Anonymous Anonymous said...

Love it! I'd be interested in hearing what you think the nature of reality is? For Vaishnavas for instance it all boils down to Isvara, Jivatman, and Jagat or God, souls, and world. What do you think our Heathen reality is?

1:07 PM  
Blogger SiegfriedGoodfellow said...

This is a difficult question that will require a bit more erudition than my off-the-cuff response here, but, I'd say that the material world consists of "monstrous matter" derived from the body of Ymir. The description of Ymir's creation in Gylfaginning sounds like he represents the dregs of an alchemical process. He is nourished and fructified by Audhumla's milk, and it is after this, after life has been seeded in him, so to speak, that his body is ripe for disassembling and reassembling. The world-tree, on the other hand, is not normally visible to human eyes (due to the daubing of aurr or mud upon it), and thus represents a spiritual reality that is uncreated as such, and exists through all ages. Neither fire nor iron can fell it. Humans represent divine potentials given to living matter ("trees")within the matter-world, and thus represent a middle ground between monstrous matter (the giants) and the Gods. So, Divine, Human, and Matter sound like a good division. On the other hand, we can say that substance consists of Fire, Ice, and all that lies Between. It is where things are moderate that they are good.

I hope that at least partially answers your question. You are asking a good philosophical question that has yet to really meet its philosophical master. What we have in the myths are urthanc-potentials that must be carefully drawn out.

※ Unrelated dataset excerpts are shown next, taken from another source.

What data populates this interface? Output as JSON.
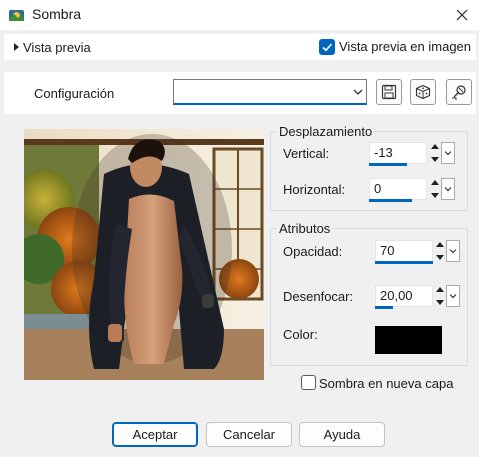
{
  "window": {
    "title": "Sombra",
    "icons": {
      "app": "app-logo-icon",
      "close": "close-icon"
    }
  },
  "preview": {
    "toggle_label": "Vista previa",
    "image_preview_label": "Vista previa en imagen",
    "image_preview_checked": true
  },
  "configuration": {
    "label": "Configuración",
    "value": "",
    "icons": {
      "save": "save-icon",
      "random": "dice-icon",
      "reset": "reset-icon"
    }
  },
  "displacement": {
    "title": "Desplazamiento",
    "vertical_label": "Vertical:",
    "vertical_value": "-13",
    "horizontal_label": "Horizontal:",
    "horizontal_value": "0"
  },
  "attributes": {
    "title": "Atributos",
    "opacity_label": "Opacidad:",
    "opacity_value": "70",
    "blur_label": "Desenfocar:",
    "blur_value": "20,00",
    "color_label": "Color:",
    "color_value": "#000000"
  },
  "new_layer": {
    "label": "Sombra en nueva capa",
    "checked": false
  },
  "buttons": {
    "ok": "Aceptar",
    "cancel": "Cancelar",
    "help": "Ayuda"
  },
  "colors": {
    "accent": "#0067c0",
    "dialog_bg": "#f0f0f0"
  }
}
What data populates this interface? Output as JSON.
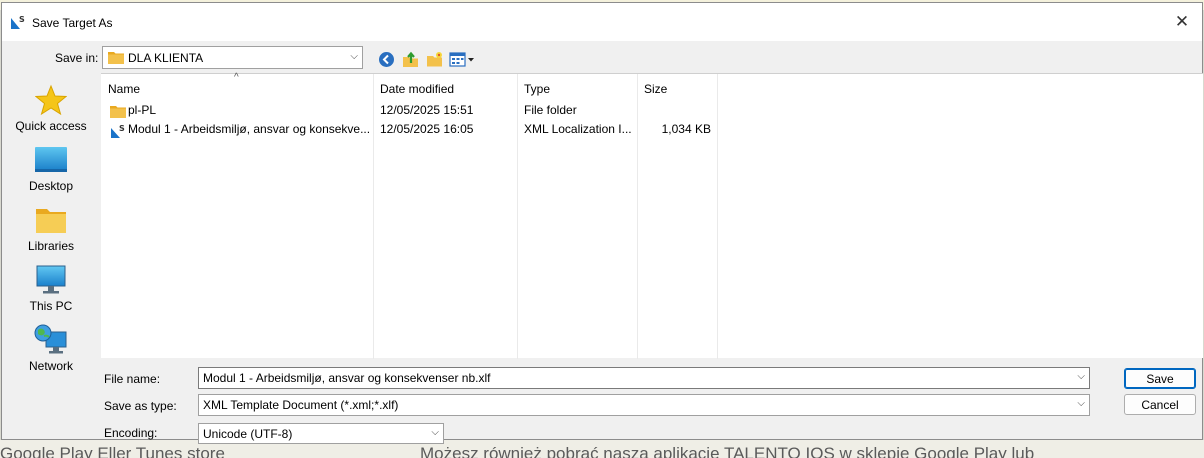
{
  "background": {
    "bottom_texts": [
      "Google Play Eller Tunes store",
      "Możesz również pobrać naszą aplikację TALENTO IOS w sklepie Google Play lub"
    ]
  },
  "dialog": {
    "title": "Save Target As",
    "close_symbol": "✕",
    "save_in": {
      "label": "Save in:",
      "value": "DLA KLIENTA"
    },
    "toolbar": {
      "icons": [
        "back-icon",
        "up-folder-icon",
        "new-folder-icon",
        "view-menu-icon"
      ]
    },
    "places": [
      {
        "label": "Quick access",
        "icon": "star-icon"
      },
      {
        "label": "Desktop",
        "icon": "desktop-icon"
      },
      {
        "label": "Libraries",
        "icon": "libraries-icon"
      },
      {
        "label": "This PC",
        "icon": "this-pc-icon"
      },
      {
        "label": "Network",
        "icon": "network-icon"
      }
    ],
    "list": {
      "columns": [
        "Name",
        "Date modified",
        "Type",
        "Size"
      ],
      "sort_indicator": "^",
      "rows": [
        {
          "name": "pl-PL",
          "date": "12/05/2025 15:51",
          "type": "File folder",
          "size": "",
          "icon": "folder-icon"
        },
        {
          "name": "Modul 1 - Arbeidsmiljø, ansvar og konsekve...",
          "date": "12/05/2025 16:05",
          "type": "XML Localization I...",
          "size": "1,034 KB",
          "icon": "xml-file-icon"
        }
      ]
    },
    "file_name": {
      "label": "File name:",
      "value": "Modul 1 - Arbeidsmiljø, ansvar og konsekvenser nb.xlf"
    },
    "save_as_type": {
      "label": "Save as type:",
      "value": "XML Template Document (*.xml;*.xlf)"
    },
    "encoding": {
      "label": "Encoding:",
      "value": "Unicode (UTF-8)"
    },
    "buttons": {
      "save": "Save",
      "cancel": "Cancel"
    },
    "colors": {
      "accent": "#0067c0",
      "folder": "#f3c14b"
    }
  }
}
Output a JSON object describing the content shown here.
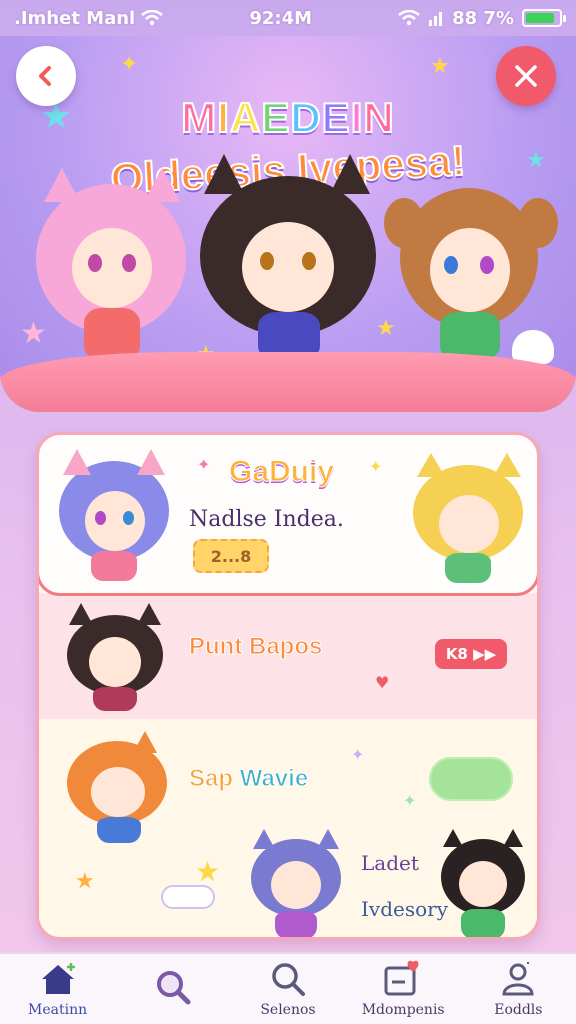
{
  "status_bar": {
    "carrier": ".Imhet Manl",
    "time": "92:4M",
    "battery_text": "88 7%",
    "battery_level": 0.87,
    "battery_color": "#3dd35a"
  },
  "header": {
    "back_icon": "chevron-left-icon",
    "close_icon": "close-icon",
    "title_line1": "MIAEDEIN",
    "title_line2": "Oldeesis Ivepesa!"
  },
  "cards": [
    {
      "title": "GaDuiy",
      "subtitle": "Nadlse Indea.",
      "badge": "2...8"
    },
    {
      "title": "Punt Bapos",
      "action_label": "K8 ▶▶"
    },
    {
      "title_part1": "Sap ",
      "title_part2": "Wavie",
      "label1": "Ladet",
      "label2": "Ivdesory"
    }
  ],
  "nav": {
    "items": [
      {
        "label": "Meatinn",
        "icon": "home-icon",
        "active": true
      },
      {
        "label": "",
        "icon": "search-icon",
        "active": false
      },
      {
        "label": "Selenos",
        "icon": "search-icon",
        "active": false
      },
      {
        "label": "Mdompenis",
        "icon": "inbox-heart-icon",
        "active": false
      },
      {
        "label": "Eoddls",
        "icon": "profile-icon",
        "active": false
      }
    ]
  },
  "colors": {
    "accent_red": "#f05a6a",
    "accent_orange": "#ff8c3b",
    "background_purple": "#c9a9ee"
  }
}
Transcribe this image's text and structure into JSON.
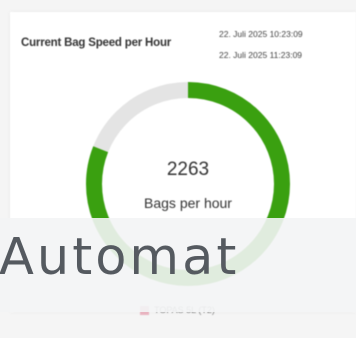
{
  "widget": {
    "title": "Current Bag Speed per Hour",
    "time_from": "22. Juli 2025 10:23:09",
    "time_to": "22. Juli 2025 11:23:09"
  },
  "gauge": {
    "value": "2263",
    "unit": "Bags per hour",
    "fill_fraction": 0.81,
    "color_fill": "#3aa010",
    "color_track": "#e4e4e4"
  },
  "legend": {
    "label": "TOPAS 5L (T2)",
    "color": "#e8b4c0"
  },
  "overlay": {
    "text": "Automat"
  }
}
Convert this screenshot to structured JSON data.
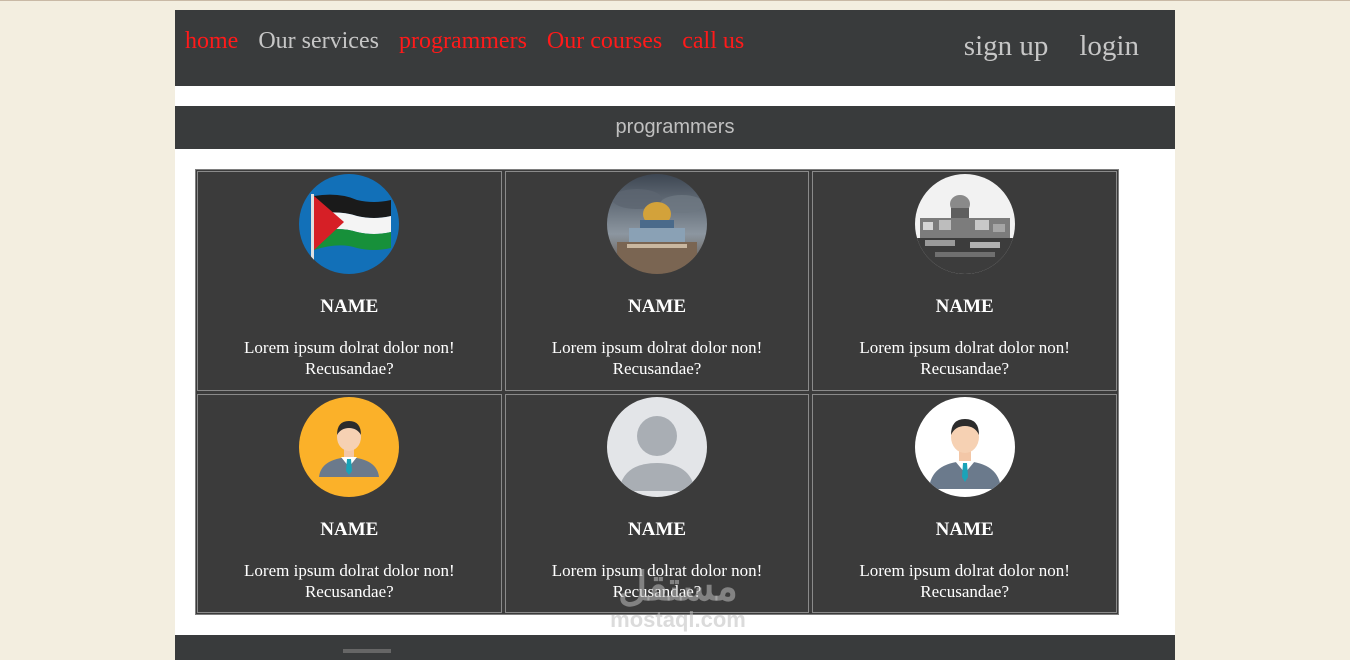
{
  "nav": {
    "links": [
      {
        "label": "home"
      },
      {
        "label": "Our services"
      },
      {
        "label": "programmers"
      },
      {
        "label": "Our courses"
      },
      {
        "label": "call us"
      }
    ],
    "signup_label": "sign up",
    "login_label": "login"
  },
  "section": {
    "title": "programmers"
  },
  "cards": [
    {
      "name": "NAME",
      "description": "Lorem ipsum dolrat dolor non! Recusandae?",
      "avatar": "palestine-flag"
    },
    {
      "name": "NAME",
      "description": "Lorem ipsum dolrat dolor non! Recusandae?",
      "avatar": "dome-of-the-rock"
    },
    {
      "name": "NAME",
      "description": "Lorem ipsum dolrat dolor non! Recusandae?",
      "avatar": "jerusalem-old-city"
    },
    {
      "name": "NAME",
      "description": "Lorem ipsum dolrat dolor non! Recusandae?",
      "avatar": "man-avatar-orange"
    },
    {
      "name": "NAME",
      "description": "Lorem ipsum dolrat dolor non! Recusandae?",
      "avatar": "default-user-avatar"
    },
    {
      "name": "NAME",
      "description": "Lorem ipsum dolrat dolor non! Recusandae?",
      "avatar": "man-avatar-white"
    }
  ],
  "watermark": {
    "arabic": "مستقل",
    "latin": "mostaql.com"
  },
  "colors": {
    "background": "#f3eee0",
    "navbar": "#393b3c",
    "active_link": "#ff1a1a",
    "muted_link": "#c6c6c6",
    "card": "#3b3b3b"
  }
}
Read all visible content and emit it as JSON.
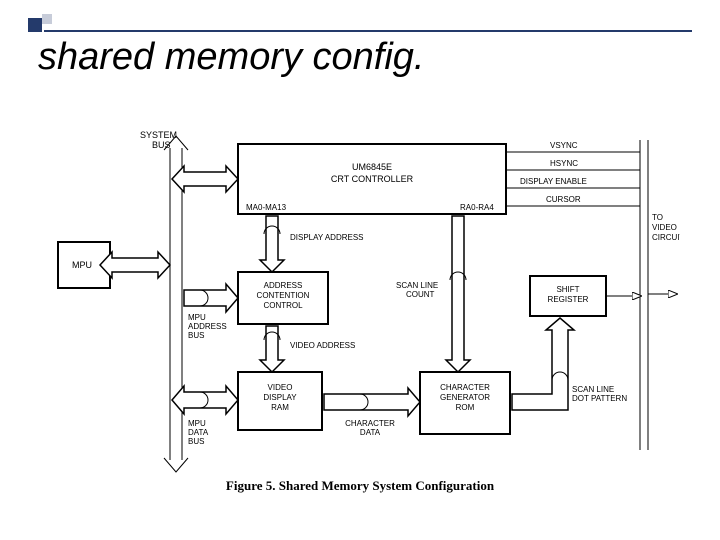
{
  "title": "shared memory config.",
  "caption": "Figure 5. Shared Memory System Configuration",
  "labels": {
    "system_bus": "SYSTEM\nBUS",
    "mpu": "MPU",
    "crt_ctrl_line1": "UM6845E",
    "crt_ctrl_line2": "CRT CONTROLLER",
    "ma_range": "MA0-MA13",
    "ra_range": "RA0-RA4",
    "vsync": "VSYNC",
    "hsync": "HSYNC",
    "display_enable": "DISPLAY ENABLE",
    "cursor": "CURSOR",
    "to_video": "TO\nVIDEO\nCIRCUITS",
    "display_address": "DISPLAY ADDRESS",
    "addr_contention": "ADDRESS\nCONTENTION\nCONTROL",
    "mpu_addr_bus": "MPU\nADDRESS\nBUS",
    "video_address": "VIDEO ADDRESS",
    "video_ram": "VIDEO\nDISPLAY\nRAM",
    "mpu_data_bus": "MPU\nDATA\nBUS",
    "character_data": "CHARACTER\nDATA",
    "scan_line_count": "SCAN LINE\nCOUNT",
    "char_gen": "CHARACTER\nGENERATOR\nROM",
    "shift_reg": "SHIFT\nREGISTER",
    "scan_line_dot": "SCAN LINE\nDOT PATTERN"
  }
}
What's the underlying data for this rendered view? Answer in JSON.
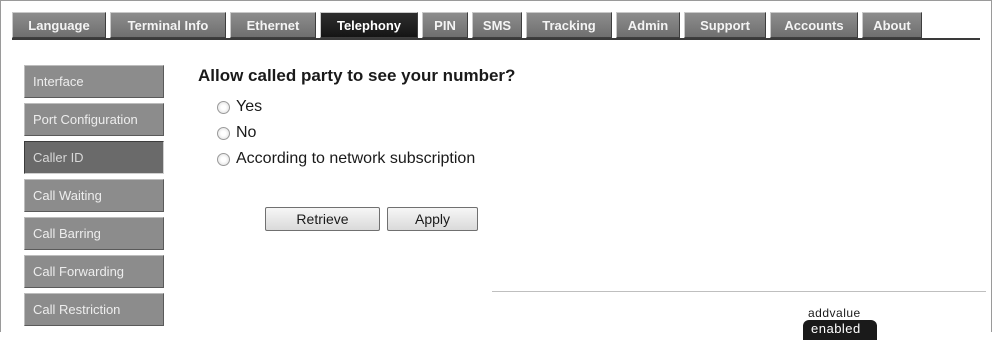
{
  "topnav": {
    "tabs": [
      {
        "label": "Language"
      },
      {
        "label": "Terminal Info"
      },
      {
        "label": "Ethernet"
      },
      {
        "label": "Telephony"
      },
      {
        "label": "PIN"
      },
      {
        "label": "SMS"
      },
      {
        "label": "Tracking"
      },
      {
        "label": "Admin"
      },
      {
        "label": "Support"
      },
      {
        "label": "Accounts"
      },
      {
        "label": "About"
      }
    ],
    "active": "Telephony"
  },
  "sidebar": {
    "items": [
      {
        "label": "Interface"
      },
      {
        "label": "Port Configuration"
      },
      {
        "label": "Caller ID"
      },
      {
        "label": "Call Waiting"
      },
      {
        "label": "Call Barring"
      },
      {
        "label": "Call Forwarding"
      },
      {
        "label": "Call Restriction"
      }
    ],
    "active": "Caller ID"
  },
  "main": {
    "question": "Allow called party to see your number?",
    "options": [
      {
        "label": "Yes",
        "selected": false
      },
      {
        "label": "No",
        "selected": false
      },
      {
        "label": "According to network subscription",
        "selected": false
      }
    ],
    "retrieve_label": "Retrieve",
    "apply_label": "Apply"
  },
  "logo": {
    "line1": "addvalue",
    "line2": "enabled"
  }
}
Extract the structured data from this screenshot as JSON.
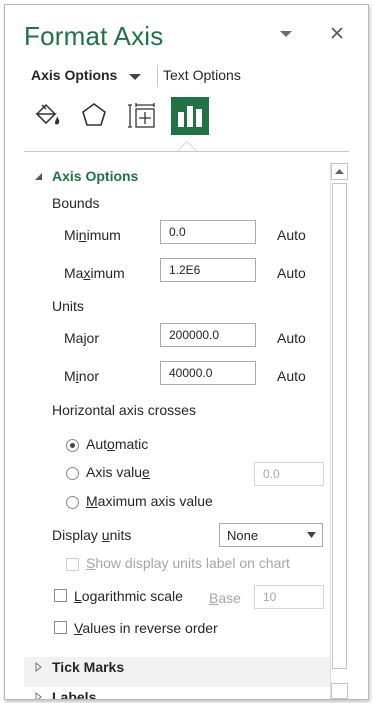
{
  "pane": {
    "title": "Format Axis",
    "tabs": {
      "axis_options": "Axis Options",
      "text_options": "Text Options"
    },
    "icons": [
      "paint-bucket-icon",
      "pentagon-icon",
      "size-properties-icon",
      "bar-chart-icon"
    ],
    "active_icon": "bar-chart-icon",
    "accent_color": "#217346"
  },
  "axis_options": {
    "section_title": "Axis Options",
    "bounds": {
      "heading": "Bounds",
      "minimum": {
        "pre": "Mi",
        "key": "n",
        "post": "imum",
        "value": "0.0",
        "auto": "Auto"
      },
      "maximum": {
        "pre": "Ma",
        "key": "x",
        "post": "imum",
        "value": "1.2E6",
        "auto": "Auto"
      }
    },
    "units": {
      "heading": "Units",
      "major": {
        "label": "Major",
        "value": "200000.0",
        "auto": "Auto"
      },
      "minor": {
        "pre": "M",
        "key": "i",
        "post": "nor",
        "value": "40000.0",
        "auto": "Auto"
      }
    },
    "crosses": {
      "heading": "Horizontal axis crosses",
      "automatic": {
        "pre": "Aut",
        "key": "o",
        "post": "matic",
        "selected": true
      },
      "axis_value": {
        "pre": "Axis valu",
        "key": "e",
        "post": "",
        "value": "0.0",
        "selected": false
      },
      "max_axis_value": {
        "pre": "",
        "key": "M",
        "post": "aximum axis value",
        "selected": false
      }
    },
    "display_units": {
      "pre": "Display ",
      "key": "u",
      "post": "nits",
      "selected": "None",
      "show_label": {
        "pre": "",
        "key": "S",
        "post": "how display units label on chart",
        "checked": false
      }
    },
    "logarithmic": {
      "pre": "",
      "key": "L",
      "post": "ogarithmic scale",
      "checked": false,
      "base_key": "B",
      "base_post": "ase",
      "base_value": "10"
    },
    "reverse": {
      "pre": "",
      "key": "V",
      "post": "alues in reverse order",
      "checked": false
    }
  },
  "collapsed_sections": {
    "tick_marks": "Tick Marks",
    "labels": "Labels"
  }
}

You might find, as a prologemena, the following posts of interest :



In an online interview, I said, "There fire and ice came together, and what met in the middle became the prima materia for the world. Yet that prima materia was still monstrous and required shaping. First the Gods took their hand at shaping, and then they made artisans to finish up the job. However, a revolt of those artisans at a particular point interrupted the task, and so the world still remains to be completed. Perhaps our own creative power can help fill the gap left by the sundering of the elves and dwarves. We will have to see."

I hope that at least begins to be helpful.